Here are 9 ways I’ve made lemonade out of lemons.


🍋 Not listening to the voices in my head that were telling me what I wanted and speaking up about it, like becoming a singer. I didn’t grow up very in tune with this (pun intended).

🥤Now I realize we’re not taught to listen to what we want and not always supported to pursue it. It’s ok for me to want what I want. I never have to do anything about it. I just want to be in tune with it (again, pun intended). The reason we are here is it to follow what’s calling us.

🍋 Not mending my relationship with my mom earlier.

🥤It was MY work to do and I didn’t realize that until late in life. The good news is that I can mend any relationship at any time. It’s not the other person’s job.


🍋Not realizing that failure is a good thing. (Now, if only this was taught in school!)

🥤Now I realize that success doesn’t come without lots of trial and error. And, failing can be fun!


🍋Not realizing that money flows. I’m fortunate that I’ve always loved money, but it didn’t always love me. I used to worry SO much about money (and still do sometimes).

🥤Now I see that what comes in goes out and vice versa. When I think, “Money is like the current in a river,” I feel at peace and relaxed. Sometimes it rushes in and sometimes it’s a trickle. Either way, it’s always flowing, and I have some agency over the speed and velocity of its flow with the decisions I make.


🍋Indulging in my own frustration when I had a different idea of what we should be doing at work.
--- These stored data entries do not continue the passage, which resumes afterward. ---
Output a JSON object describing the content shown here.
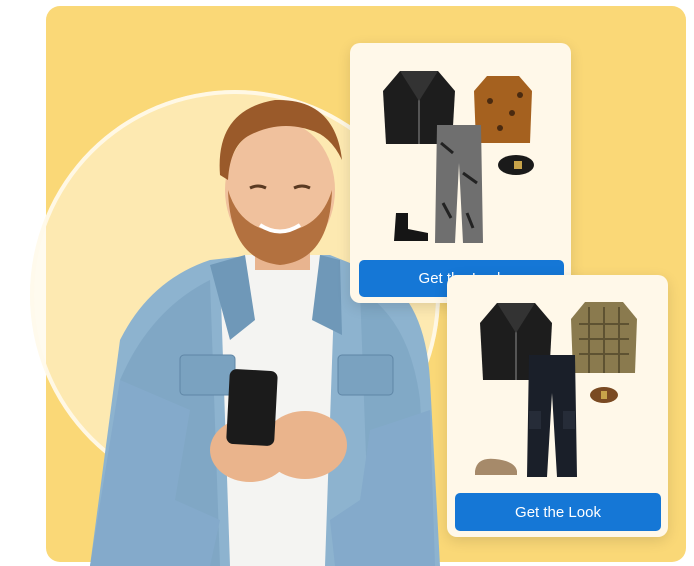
{
  "hero": {
    "illustration": "man-with-phone-in-denim-jacket"
  },
  "colors": {
    "panel_bg": "#fad877",
    "card_bg": "#fff8e9",
    "button_bg": "#1577d6"
  },
  "outfit_cards": [
    {
      "items": [
        "leather-jacket-icon",
        "leopard-cardigan-icon",
        "patterned-trousers-icon",
        "black-belt-icon",
        "black-boots-icon"
      ],
      "button_label": "Get the Look"
    },
    {
      "items": [
        "leather-jacket-icon",
        "checked-cardigan-icon",
        "cargo-pants-icon",
        "brown-belt-icon",
        "loafers-icon"
      ],
      "button_label": "Get the Look"
    }
  ]
}
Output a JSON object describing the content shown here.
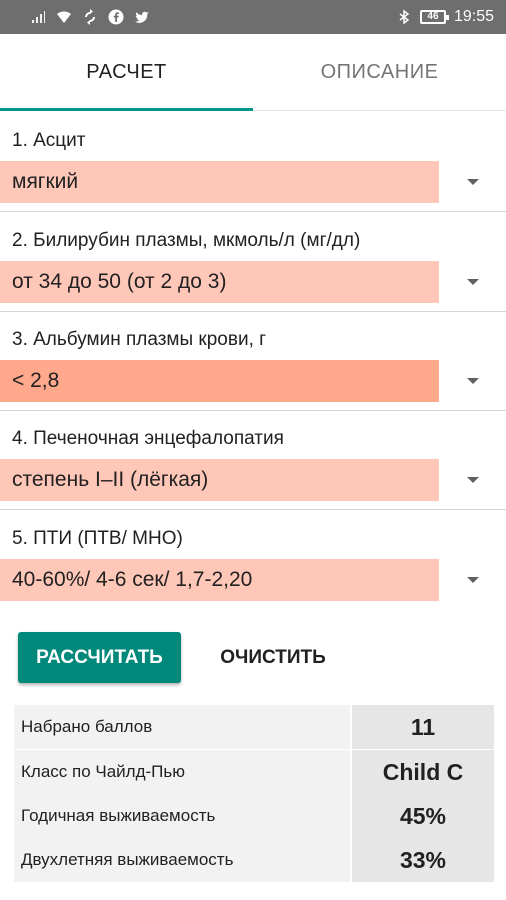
{
  "status_bar": {
    "left_icons": [
      "signal-icon",
      "wifi-icon",
      "sync-icon",
      "facebook-icon",
      "twitter-icon"
    ],
    "right_icons": [
      "bluetooth-icon",
      "battery-icon"
    ],
    "battery_level": "46",
    "time": "19:55"
  },
  "tabs": [
    {
      "label": "РАСЧЕТ",
      "active": true
    },
    {
      "label": "ОПИСАНИЕ",
      "active": false
    }
  ],
  "fields": [
    {
      "label": "1. Асцит",
      "value": "мягкий"
    },
    {
      "label": "2. Билирубин плазмы, мкмоль/л (мг/дл)",
      "value": "от 34 до 50 (от 2 до 3)"
    },
    {
      "label": "3. Альбумин плазмы крови, г",
      "value": "< 2,8"
    },
    {
      "label": "4. Печеночная энцефалопатия",
      "value": "степень I–II (лёгкая)"
    },
    {
      "label": "5. ПТИ (ПТВ/ МНО)",
      "value": "40-60%/ 4-6 сек/ 1,7-2,20"
    }
  ],
  "actions": {
    "calculate": "РАССЧИТАТЬ",
    "clear": "ОЧИСТИТЬ"
  },
  "results": [
    {
      "label": "Набрано баллов",
      "value": "11"
    },
    {
      "label": "Класс по Чайлд-Пью",
      "value": "Child C"
    },
    {
      "label": "Годичная выживаемость",
      "value": "45%"
    },
    {
      "label": "Двухлетняя выживаемость",
      "value": "33%"
    }
  ],
  "colors": {
    "accent": "#009688",
    "button": "#00897b",
    "select_bg": "#ffc7b8",
    "select_bg_strong": "#ffa88c",
    "status_bar": "#6e6e6e"
  }
}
Coming from a Communist era family, I was taught that it was much safer to be quiet than to be seen.

🥤Now when I’m working with teams, I speak up with discernment when I think we can explore different ways to handle a situation. My speaking up always adds value.


🍋Hanging on to a relationship too long.

🥤I learned that letting someone go, doesn’t mean you don’t love them. As a matter of fact, letting them go may be the biggest expression of love for them and for yourself.


🍋 Spinning out about other people’s words to me about me. When someone said, “You can’t do that! You’ll ruin your reputation,” or “lose your friends,” or “lose money,” I would take it so seriously.

🥤Now I know we are all judging ourselves, we are judging other people and judging the situations around us. 24/7! I can listen to those judge-y thoughts and soften them for myself. And, I can recognize that other people’s perspectives come from their experiences.


🍋Thinking I don’t have time for … (insert anything!)

🥤We all have the same amount of time for the things we choose to do in life. Whether we realize it or not, it’s the absolute truth.


🍋Thinking, “I’m not good enough.”

🥤Hello! Everyone thinks this! My job (and all of our jobs) is to learn how to soften these voices in our heads. I do the best I can now to recognize the thought and do the thing anyway!

It seems so simple when I write them down now, but these were not easy lemons-to-lemonade reframes.


🍋 Some of these took years to get from a lemon to cut-the-lemon to squeeze-the-lemon to add-sugar-to-the-lemon-juice to full-on-lemonade.


I added sugar little by little, teaspoon by teaspoon, 🥄 until someday I had lemonade. 🥤


Can you relate? When have you made lemons into lemonade?